From coming through the ranks at boys’ clubs to playing for Scotland, 18-year-old Paige McAllister has come a long way since she first started playing football at the age of five.
McAllister signed for the women of steel in 2021 after an impressive period at Hearts while out on loan from Celtic.
The defender’s defensive efforts with Motherwell haven’t gone unnoticed as she was called up to January’s Scotland training camp, meaning she has now been called up for every national level she has been eligible for apart from the main adult team.
“When I started playing women’s football, I was with Celtic’s under 17s at 14 years old. I was a bit nervous because I was playing and training with the older ones but once I went in for my first trial I felt alright, and over time I became more confident in my ability and myself as a player.
“Once I got accepted by Celtic and I settled into the squad I got my first Scotland call ups. I’ve now been called up for the under 15s, under 16s, under 17s and under 19s, and I received my first call up when I was around 14 or 15.
“Since then, I have been involved with various training camps spanning the different age group. I joined the under 17s team in the Championship and I even got a goal.”
When discussing what it was like to be invited to take part on international duty McAllister added: “It’s always an honour to be called up to play for your country but I wasn’t expecting to be called up to the January training camp. I had picked up a really bad injury and I thought the under 19s campaign was finished.
“It was a brilliant feeling being invited to the camp. It’s a huge honour to be considered and an even bigger one to be invited away.
“It’s great being away with the girls, it lets you meet and talk to players you may not have had the chance to engage with before, especially if there are new faces in the squad because it lets you form some good friendships and create memories.

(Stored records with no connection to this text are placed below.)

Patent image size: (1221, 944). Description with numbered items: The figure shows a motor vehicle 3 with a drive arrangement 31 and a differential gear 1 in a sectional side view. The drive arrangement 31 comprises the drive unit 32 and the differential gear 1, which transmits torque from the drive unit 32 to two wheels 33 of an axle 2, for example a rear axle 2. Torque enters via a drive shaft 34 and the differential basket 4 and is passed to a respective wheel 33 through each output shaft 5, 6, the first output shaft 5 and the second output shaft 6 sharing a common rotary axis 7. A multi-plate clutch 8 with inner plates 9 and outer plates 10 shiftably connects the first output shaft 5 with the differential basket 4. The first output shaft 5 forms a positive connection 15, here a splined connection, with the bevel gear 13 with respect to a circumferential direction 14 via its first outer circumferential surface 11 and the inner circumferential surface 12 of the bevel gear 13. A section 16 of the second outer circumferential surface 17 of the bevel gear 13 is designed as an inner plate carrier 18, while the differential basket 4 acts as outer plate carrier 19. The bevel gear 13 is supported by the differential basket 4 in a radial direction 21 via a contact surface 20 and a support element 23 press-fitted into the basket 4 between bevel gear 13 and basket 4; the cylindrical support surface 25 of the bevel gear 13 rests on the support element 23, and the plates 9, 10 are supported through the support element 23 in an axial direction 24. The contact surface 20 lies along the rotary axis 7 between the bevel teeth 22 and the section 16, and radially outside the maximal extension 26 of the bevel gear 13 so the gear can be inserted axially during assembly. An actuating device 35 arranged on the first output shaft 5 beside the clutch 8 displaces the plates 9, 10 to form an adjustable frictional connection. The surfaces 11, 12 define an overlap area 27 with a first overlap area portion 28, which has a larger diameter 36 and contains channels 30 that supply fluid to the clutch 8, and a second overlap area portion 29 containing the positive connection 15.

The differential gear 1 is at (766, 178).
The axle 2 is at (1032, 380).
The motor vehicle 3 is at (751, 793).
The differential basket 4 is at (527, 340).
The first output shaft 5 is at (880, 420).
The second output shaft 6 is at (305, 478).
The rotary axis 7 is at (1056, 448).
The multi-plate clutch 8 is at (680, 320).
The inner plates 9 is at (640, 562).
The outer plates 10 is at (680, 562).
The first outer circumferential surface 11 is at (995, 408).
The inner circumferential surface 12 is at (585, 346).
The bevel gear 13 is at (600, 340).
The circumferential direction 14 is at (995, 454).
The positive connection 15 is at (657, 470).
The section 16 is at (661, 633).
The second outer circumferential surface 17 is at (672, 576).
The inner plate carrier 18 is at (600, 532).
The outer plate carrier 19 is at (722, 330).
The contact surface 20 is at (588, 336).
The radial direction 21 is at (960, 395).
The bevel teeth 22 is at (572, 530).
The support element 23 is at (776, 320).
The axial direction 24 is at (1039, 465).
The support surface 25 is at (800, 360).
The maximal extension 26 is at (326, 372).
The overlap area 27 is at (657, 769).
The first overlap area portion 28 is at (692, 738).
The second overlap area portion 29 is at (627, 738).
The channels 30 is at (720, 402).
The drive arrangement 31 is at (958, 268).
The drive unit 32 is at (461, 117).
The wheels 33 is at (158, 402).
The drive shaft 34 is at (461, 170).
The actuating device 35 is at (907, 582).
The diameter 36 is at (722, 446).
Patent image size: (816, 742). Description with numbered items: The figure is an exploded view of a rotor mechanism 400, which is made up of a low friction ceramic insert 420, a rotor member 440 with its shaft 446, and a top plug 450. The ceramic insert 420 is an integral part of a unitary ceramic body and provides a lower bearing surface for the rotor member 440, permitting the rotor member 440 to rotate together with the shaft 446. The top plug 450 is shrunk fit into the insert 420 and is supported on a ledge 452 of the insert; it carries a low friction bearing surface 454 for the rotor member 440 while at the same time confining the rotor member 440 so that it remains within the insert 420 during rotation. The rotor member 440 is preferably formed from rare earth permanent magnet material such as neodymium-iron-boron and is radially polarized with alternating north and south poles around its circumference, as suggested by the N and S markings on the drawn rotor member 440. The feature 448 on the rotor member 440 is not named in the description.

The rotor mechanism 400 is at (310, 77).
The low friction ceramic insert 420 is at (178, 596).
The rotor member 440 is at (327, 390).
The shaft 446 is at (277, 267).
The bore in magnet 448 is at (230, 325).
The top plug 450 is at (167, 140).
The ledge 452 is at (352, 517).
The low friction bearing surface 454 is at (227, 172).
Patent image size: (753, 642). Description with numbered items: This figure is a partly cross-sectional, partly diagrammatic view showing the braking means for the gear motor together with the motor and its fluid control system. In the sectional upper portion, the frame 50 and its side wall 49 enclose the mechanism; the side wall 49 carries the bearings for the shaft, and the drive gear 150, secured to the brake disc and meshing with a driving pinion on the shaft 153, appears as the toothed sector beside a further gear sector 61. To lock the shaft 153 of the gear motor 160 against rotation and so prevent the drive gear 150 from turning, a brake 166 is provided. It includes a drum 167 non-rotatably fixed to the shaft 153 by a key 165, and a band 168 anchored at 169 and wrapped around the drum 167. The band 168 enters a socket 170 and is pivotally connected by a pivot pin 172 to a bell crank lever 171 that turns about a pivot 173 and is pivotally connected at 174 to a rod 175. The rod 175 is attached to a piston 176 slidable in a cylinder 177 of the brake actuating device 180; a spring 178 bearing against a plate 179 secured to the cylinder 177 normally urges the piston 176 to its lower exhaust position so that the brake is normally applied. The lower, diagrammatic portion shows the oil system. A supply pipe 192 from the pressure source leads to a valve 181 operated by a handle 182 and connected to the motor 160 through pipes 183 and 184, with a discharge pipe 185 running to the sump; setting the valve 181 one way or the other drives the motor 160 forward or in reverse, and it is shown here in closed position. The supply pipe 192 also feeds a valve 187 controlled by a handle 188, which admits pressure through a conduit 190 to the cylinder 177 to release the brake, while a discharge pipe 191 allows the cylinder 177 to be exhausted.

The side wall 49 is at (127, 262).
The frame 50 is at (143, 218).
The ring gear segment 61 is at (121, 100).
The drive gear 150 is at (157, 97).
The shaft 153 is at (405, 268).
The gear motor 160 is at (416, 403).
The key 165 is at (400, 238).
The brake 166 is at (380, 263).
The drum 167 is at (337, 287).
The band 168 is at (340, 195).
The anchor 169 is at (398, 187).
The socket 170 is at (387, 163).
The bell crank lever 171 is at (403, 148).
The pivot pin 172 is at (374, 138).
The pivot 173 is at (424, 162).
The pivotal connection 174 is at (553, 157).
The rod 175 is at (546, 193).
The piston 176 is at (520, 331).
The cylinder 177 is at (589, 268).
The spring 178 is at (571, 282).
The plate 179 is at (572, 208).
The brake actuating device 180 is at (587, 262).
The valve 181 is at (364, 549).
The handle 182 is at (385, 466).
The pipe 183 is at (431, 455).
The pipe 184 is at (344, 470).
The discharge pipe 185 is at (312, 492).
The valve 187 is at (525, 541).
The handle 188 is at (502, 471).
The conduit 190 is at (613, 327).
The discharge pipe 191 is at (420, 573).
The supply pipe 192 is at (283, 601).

“This year it was a bit different because of Covid, you had to stay in your hotel rooms when you weren’t training, and we had to make sure we were social distancing and keeping to the Covid protocols in place but those bonds you make on the pitch stick with you.
“I never take it for granted, I never expect it, so every time feels just as good as the first.”
McAllister may have only scored two goals in the SWPL overall, but she got her first-ever professional goal for Scotland which saw her country win 4-1 against Northern Ireland in October 2019.
“I think I blacked out after I scored it to be honest,” she explained. “I scored the goal, and everyone started running to me to celebrate and I kind of just stood still. I was in complete shock. It was so unexpected, and it easily became one of the best days of my life.”
International duty can show players different tactics and styles they may not have utilised while playing at their clubs. It is something McAllister is keen to draw on.
Having the likes of Leanne Crichton, who has been to major tournaments with the Scotland national team, alongside her will undoubtedly help in her development, and she is also looking to draw on the experience of others.
“International football is obviously different from club football,” she said, “I’ve felt myself improve after being away as it gives you different perspectives and ways of developing your game.
“I definitely encourage the other girls to try to push themselves so they can have the opportunity to be called up. I would say to young players to keep working hard as it is possible.
“Getting game time is so important, which is why I’m extremely grateful for Motherwell giving me the opportunity. Our improved form this season has definitely contributed.”
This summer, former Scottish internationalist Crichton joined both the coaching and playing staff at Motherwell.
Hailed as one of the most influential female players of her generation, the 34-year-old earned 72 caps and has been a hugely inspirational figure for the Women of Steel.
“Paul [Brownlie] and Crichton have been great at taking me on board and helping me advance as a player,” said McAllister.
“They are all about helping youth players with game time and becoming the best that they can be by giving me experience. That then helps me prove to both myself and the Scotland coaches that I am a strong player, and I am good enough to be playing.
“I definitely believe that Crichton’s experience, as well as being an internationalist, has rubbed off on to the rest of the team. She has brought so much to the group, and the older more seasoned players, as well as the younger ones, have all learned something from her.
“I have also learned things on international duty that I’ll try to show the rest of the team so we can all progress as one unit.
“Crichton has experienced a lot over her playing career and being able to learn from a player of her calibre is honestly amazing. She is a great inspiration to us as players and to a lot of young girls overall. Having her as a team-mate and coach is wonderful.
“I’ve learned a lot during my time at Motherwell and I hope I can continue to improve and keep our good run of form going for the rest of the season.”